転生 徳川慶勝 日露開戦 日米開戦

克全

第114話一八三三年、帆布

長い目で見れば艦船に使用する帆布の役割は低下する。
だが今はまだ丈夫で長持ちする帆布は必要不可欠だった。
しかし、蝦夷樺太では綿花栽培が厳しく、他藩から購入するしかなかった。
本来ならば天保の飢饉にそなえて食糧の増産を一番に考えたかったが、国防上帆布を輸入に頼りきるわけにもいかなかった。
どうせ飢饉対応と蒸留酒造りのために穀物を輸入していたので、国内での綿花栽培と麻栽培を続けていた。

「松右衛門帆の数は足りているのか」

日本で丈夫な帆布を発明したのは播州高砂の漁師の長男、松右衛門という男だ。
一七五八年に兵庫に出て、佐比絵町にある「御影屋」という船主のもとで船乗りになり、後に兵庫の廻船問屋北風荘右衛門に知己を得て、その斡旋で佐比絵町に店を構えて船持ち船頭として独立したという。

その松右衛門が、一七八五年に木綿を使った厚手で大幅な新型帆布の織り上げに成功して「松右衛門帆」として全国に普及させたのだ。
一七九〇年に江戸幕府より択捉島に船着場を建設することを命じられ、一七九一年に見事完成させている。
一八〇二年には船着き場完成の功績を幕府から賞されて、「工楽」の姓を与えられているが、遅すぎるだろう。

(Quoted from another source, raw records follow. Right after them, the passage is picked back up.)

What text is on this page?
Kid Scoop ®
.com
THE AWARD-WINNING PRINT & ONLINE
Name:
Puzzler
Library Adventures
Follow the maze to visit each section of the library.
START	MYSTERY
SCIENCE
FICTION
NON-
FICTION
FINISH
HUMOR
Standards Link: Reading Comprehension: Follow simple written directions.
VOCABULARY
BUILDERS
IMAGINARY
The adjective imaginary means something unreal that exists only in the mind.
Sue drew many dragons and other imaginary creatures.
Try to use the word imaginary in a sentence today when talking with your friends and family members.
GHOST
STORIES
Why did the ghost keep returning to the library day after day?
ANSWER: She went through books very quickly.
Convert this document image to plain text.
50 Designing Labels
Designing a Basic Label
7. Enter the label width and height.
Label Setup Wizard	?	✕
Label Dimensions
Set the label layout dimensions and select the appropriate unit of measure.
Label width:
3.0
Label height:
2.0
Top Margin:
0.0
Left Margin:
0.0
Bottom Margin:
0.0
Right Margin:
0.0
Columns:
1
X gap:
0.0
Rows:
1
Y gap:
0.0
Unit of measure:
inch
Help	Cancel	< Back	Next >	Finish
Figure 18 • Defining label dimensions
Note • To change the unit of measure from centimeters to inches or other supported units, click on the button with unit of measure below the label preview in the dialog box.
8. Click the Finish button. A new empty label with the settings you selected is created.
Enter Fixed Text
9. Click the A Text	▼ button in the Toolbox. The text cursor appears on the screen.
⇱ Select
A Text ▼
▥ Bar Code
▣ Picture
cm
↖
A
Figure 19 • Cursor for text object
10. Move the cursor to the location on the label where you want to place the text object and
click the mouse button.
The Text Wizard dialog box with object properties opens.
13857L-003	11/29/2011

その後も一八〇四年に箱館にドックを築造したり、石鈴船や石救捲き上げ装置を発明したり、防波堤工事などを手がけている。
個人的には、鮭の調理方法を工夫し保存食である新巻鮭(荒巻鮭)を考案した事でよく記憶に残っていた。
松右衛門の残した言葉に「人として天下の益ならん事を計らず、碌碌として一生を過ごさんは禽獣にも劣るべし」(人として世の中の役立つことをせずに、ただ一生を漠然と送るのは鳥や獣に劣る)とあるが、その言葉気持ちを忘れないようにしたい。

現在スクリュープロペラ式の蒸気船の試作を繰り返しているが、戦力化できるまでは松右衛門帆が必要不可欠だった。
交易用の合の子船はイグサ、竹で編んだ莚も帆の代用にしてもしかたがないが、合戦が想定される五十二門フリゲート艦、三十六門フリゲート艦、迅速丸、快速丸は予備も含めて俺が艦船の大きさに合わせて松右衛門帆を更に改良させた、最新式の帆布を装備させたかった。

「残念ながら完全とは言いかねます。
艦船の量産に生産が間に合っておりません。
南蛮船には何とか揃えられましたが、合の子船には間に合っておりません。
まして商人が使用する北前船となりますと、とても数がそろいません」

「多少高額になっても構わないから、できるだけ生産量を増やすのだ。
必要ならば職人を増やせ、なんなら下級武士の妻女の内職に進めるのだ。